A l'intérieur, le bruit de l'orage est couvert par des cris. Laïella est en train d'accoucher. L'accouchement est difficile...
L'enfant voit enfin le jour, mais Laïella sent que la fin est proche...
Elle prend sa petite fille dans ses bras...
***
Ma mère mourut peu après ma naissance et je ne garde aucun souvenir d'elle... Mais c'est elle qui choisit mon nom : Netiara.
Mon enfance fut paisible dans le petit village de Baralda...
Jusqu'au jour où, peu après mon dix-septième anniversaire, ce qui correspondrait au corps et à l'esprit d'un enfant humain de six ans, je découvris que je pouvais sentir certaines choses chez les autres...
Au début, seules les plus fortes émotions me parvenaient.

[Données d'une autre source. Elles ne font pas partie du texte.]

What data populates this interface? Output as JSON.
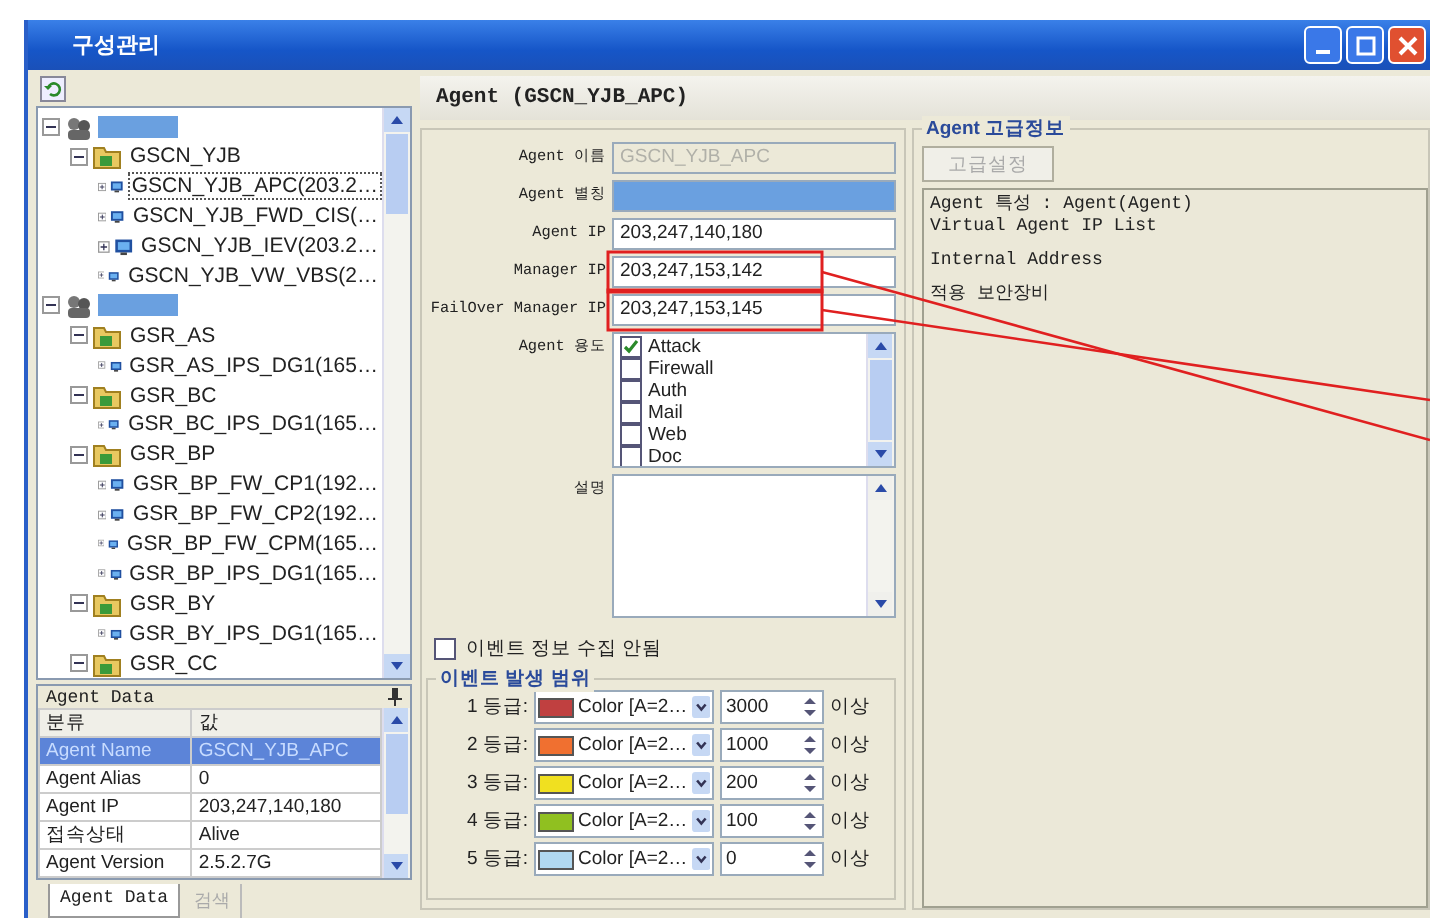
{
  "window": {
    "title": "구성관리"
  },
  "tree": [
    {
      "kind": "group",
      "redacted": true,
      "expanded": true,
      "children": [
        {
          "kind": "folder",
          "label": "GSCN_YJB",
          "expanded": true,
          "selected": false,
          "children": [
            {
              "kind": "agent",
              "label": "GSCN_YJB_APC(203.2…",
              "expanded": false,
              "selected": true
            },
            {
              "kind": "agent",
              "label": "GSCN_YJB_FWD_CIS(…",
              "expanded": false,
              "selected": false
            },
            {
              "kind": "agent",
              "label": "GSCN_YJB_IEV(203.2…",
              "expanded": false,
              "selected": false
            },
            {
              "kind": "agent",
              "label": "GSCN_YJB_VW_VBS(2…",
              "expanded": false,
              "selected": false
            }
          ]
        }
      ]
    },
    {
      "kind": "group",
      "redacted": true,
      "expanded": true,
      "children": [
        {
          "kind": "folder",
          "label": "GSR_AS",
          "expanded": true,
          "selected": false,
          "children": [
            {
              "kind": "agent",
              "label": "GSR_AS_IPS_DG1(165…",
              "expanded": false,
              "selected": false
            }
          ]
        },
        {
          "kind": "folder",
          "label": "GSR_BC",
          "expanded": true,
          "selected": false,
          "children": [
            {
              "kind": "agent",
              "label": "GSR_BC_IPS_DG1(165…",
              "expanded": false,
              "selected": false
            }
          ]
        },
        {
          "kind": "folder",
          "label": "GSR_BP",
          "expanded": true,
          "selected": false,
          "children": [
            {
              "kind": "agent",
              "label": "GSR_BP_FW_CP1(192…",
              "expanded": false,
              "selected": false
            },
            {
              "kind": "agent",
              "label": "GSR_BP_FW_CP2(192…",
              "expanded": false,
              "selected": false
            },
            {
              "kind": "agent",
              "label": "GSR_BP_FW_CPM(165…",
              "expanded": false,
              "selected": false
            },
            {
              "kind": "agent",
              "label": "GSR_BP_IPS_DG1(165…",
              "expanded": false,
              "selected": false
            }
          ]
        },
        {
          "kind": "folder",
          "label": "GSR_BY",
          "expanded": true,
          "selected": false,
          "children": [
            {
              "kind": "agent",
              "label": "GSR_BY_IPS_DG1(165…",
              "expanded": false,
              "selected": false
            }
          ]
        },
        {
          "kind": "folder",
          "label": "GSR_CC",
          "expanded": true,
          "selected": false
        }
      ]
    }
  ],
  "agent_data": {
    "title": "Agent Data",
    "columns": [
      "분류",
      "값"
    ],
    "rows": [
      {
        "name": "Agent Name",
        "value": "GSCN_YJB_APC",
        "selected": true
      },
      {
        "name": "Agent Alias",
        "value": "0",
        "selected": false
      },
      {
        "name": "Agent IP",
        "value": "203,247,140,180",
        "selected": false
      },
      {
        "name": "접속상태",
        "value": "Alive",
        "selected": false
      },
      {
        "name": "Agent Version",
        "value": "2.5.2.7G",
        "selected": false
      }
    ]
  },
  "bottom_tabs": [
    {
      "label": "Agent Data",
      "selected": true
    },
    {
      "label": "검색",
      "selected": false
    }
  ],
  "header": "Agent (GSCN_YJB_APC)",
  "fields": [
    {
      "label": "Agent 이름",
      "value": "GSCN_YJB_APC",
      "disabled": true,
      "redacted": false,
      "highlighted": false
    },
    {
      "label": "Agent 별칭",
      "disabled": false,
      "redacted": true,
      "highlighted": false
    },
    {
      "label": "Agent IP",
      "value": "203,247,140,180",
      "disabled": false,
      "redacted": false,
      "highlighted": false
    },
    {
      "label": "Manager IP",
      "value": "203,247,153,142",
      "disabled": false,
      "redacted": false,
      "highlighted": true
    },
    {
      "label": "FailOver Manager IP",
      "value": "203,247,153,145",
      "disabled": false,
      "redacted": false,
      "highlighted": true
    }
  ],
  "usage": {
    "label": "Agent 용도",
    "items": [
      {
        "label": "Attack",
        "checked": true
      },
      {
        "label": "Firewall",
        "checked": false
      },
      {
        "label": "Auth",
        "checked": false
      },
      {
        "label": "Mail",
        "checked": false
      },
      {
        "label": "Web",
        "checked": false
      },
      {
        "label": "Doc",
        "checked": false
      }
    ]
  },
  "description": {
    "label": "설명"
  },
  "no_collect": {
    "label": "이벤트 정보 수집 안됨",
    "checked": false
  },
  "event_range": {
    "title": "이벤트 발생 범위",
    "levels": [
      {
        "label": "1 등급:",
        "color": "#c04040",
        "color_text": "Color [A=2…",
        "value": "3000",
        "suffix": "이상"
      },
      {
        "label": "2 등급:",
        "color": "#f07030",
        "color_text": "Color [A=2…",
        "value": "1000",
        "suffix": "이상"
      },
      {
        "label": "3 등급:",
        "color": "#f0e020",
        "color_text": "Color [A=2…",
        "value": "200",
        "suffix": "이상"
      },
      {
        "label": "4 등급:",
        "color": "#90c020",
        "color_text": "Color [A=2…",
        "value": "100",
        "suffix": "이상"
      },
      {
        "label": "5 등급:",
        "color": "#b0d8f0",
        "color_text": "Color [A=2…",
        "value": "0",
        "suffix": "이상"
      }
    ]
  },
  "advanced": {
    "title": "Agent 고급정보",
    "button": "고급설정",
    "lines": [
      "Agent 특성 : Agent(Agent)",
      "Virtual Agent IP List",
      "Internal Address",
      "적용 보안장비"
    ]
  }
}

Une peur intense, un désir caché, une haine contenue... Ces émotions presque invisibles aux êtres normaux étaient pour moi aussi visibles que le soleil dans le ciel ou les feuilles sur les arbres de la forêt...
Les autres commencèrent alors à se méfier de moi et de ce pouvoir inaccessible pour eux...
Au fil des années, ce pouvoir augmenta, si bien que je percevais, à l'âge de vingt-cinq ans, soit l'équivalent d'un humain de dix ans, toutes les pensées fortes qui occupaient les esprits des autres... J'étais devenue une paria... Personne ou presque n'osait m'approcher, de peur que je ne connaisse leurs pensées cachées...
Le jour de mon vingt-sixième anniversaire, mon père vint me chercher dans la petite maison qui avait été construite à mon intention à l'écart du village. Il me dit de le suivre dans la forêt. Il avait une surprise pour moi...
Je ressentais en lui un certain malaise, mais il avait toujours été celui qui parvenait le mieux à me cacher ses pensées...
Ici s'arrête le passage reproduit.